I used to get this question a lot at my current old company. How can we, as a user of several operational systems, take more advantage of The Cloud? This is where the infamous Gartner Hype Cycle, of which there are hundreds of examples, comes into play. In terms of The Cloud within this cycle, I’d say we are getting higher and higher towards the ‘Peak of Inflated Expectations’. As more and more technology companies commandeer the term for marketing purposes or shove some new software package onto EC2, expectations get set. Marketing philosophy aside, I find myself explaining what the cloud can do, what its used for, and why we should use it to more and more folks in my office.
I recommend starting here for a general semantics overview to describe all the aspects of the cloud. There is no One Cloud for all people. I agree with the 3 layers of cloud services comprising of SaaS, PaaS, and IaaS. The mainstream cloud service of Amazon Web Services is a IaaS and PaaS model, depending on which service you buy.
I think for corporate entities that have applications that are not web properties or scientific/analytic computations, the options for leveraging the cloud are relatively slim. I know of 2 basic services that our company could possibly leverage today for their “operational systems”. Database Backup service similar to Zmanda(that Ingres would of course build our own) and Outlook attachment offloading. Not necessarily game changing use of the cloud.
The other alternative is to simply put demo environments on the cloud for our field reps, allowing them to spin up an environment when they need it without crushing their laptops with VMware or similar memory hogging technology. Again, sort of a ho hum advantage. This is where the cloud and its messaging will need to go through a marketing maturity model of sorts. The current drum beat that the Cloud could save energy issues, eliminate system admins, etc. etc. all need to be set in context to some real business value proposition.
A recent webinar I attended hosted by Information Week took a poll of the attendees asking their interests in cloud services. 50% said they were “checking it out, still waiting to jump in”. For all the hype and attention, the cloud is still a new fangled technology trying to find its way into more and more use cases. This will continue to take place, in my opinion, until applications have been (re)written to take advantage of the cloud seamlessly(like Mathematica) or ground up cloud apps will come to market(which, you could argue the first gen SaaS players are already there).

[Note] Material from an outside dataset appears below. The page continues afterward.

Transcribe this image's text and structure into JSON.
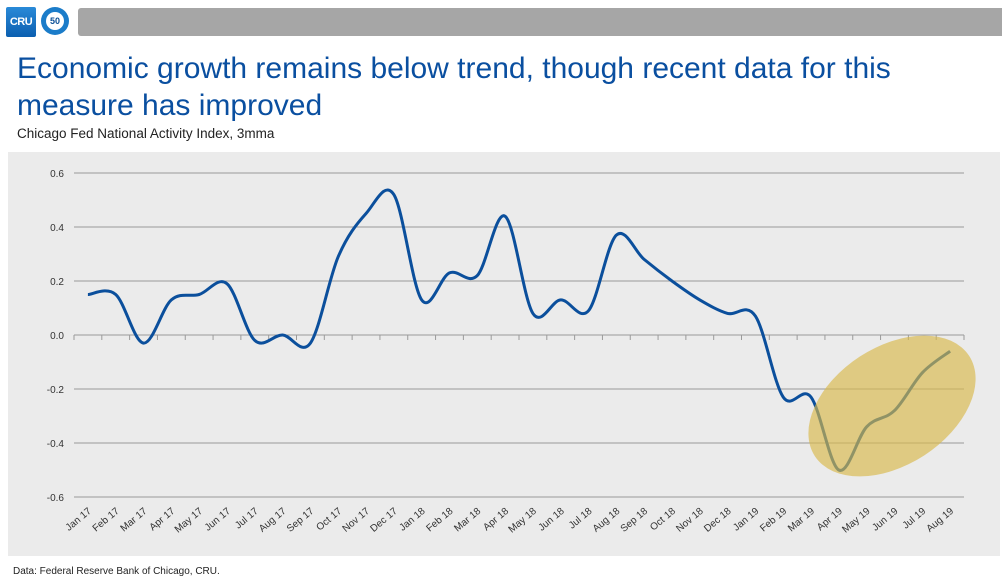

I attended a conference last spring(2008) where Simon Crosby(CTO of Citrix / Xen) spoke about the future of Hypervisors and why everyone else was doing it wrong. Entertaining talk. Virtualization is to clouds like water is to farming, its simply a must have. The piece that stuck with me was the current lack of instrumentation and toolkits for Hypervisors to understand the resource load requests of applications *before they request it*. He went on to say that in order for more packaged apps to work with VMs and Hypervisors intelligently, more sophistication(and a standard) are needed to collect the needed meta metrics for a true dynamic elastic response. Some applications do this today, but there is no standard, no toolkit to effectively enable developers to write applications to respond to the benefits of the cloud. Just like the plug in the wall, the load ebbs and flows depending on what I do. All the “apps” writing to those plugs fit a standard API and thus the grid can respond to it predictively.
The talk was ages ago, so I do wonder what new is happening in the application development space to enable ISVs and customers to write “cloud aware” applications?
I think time and start up investment will change this in 2009.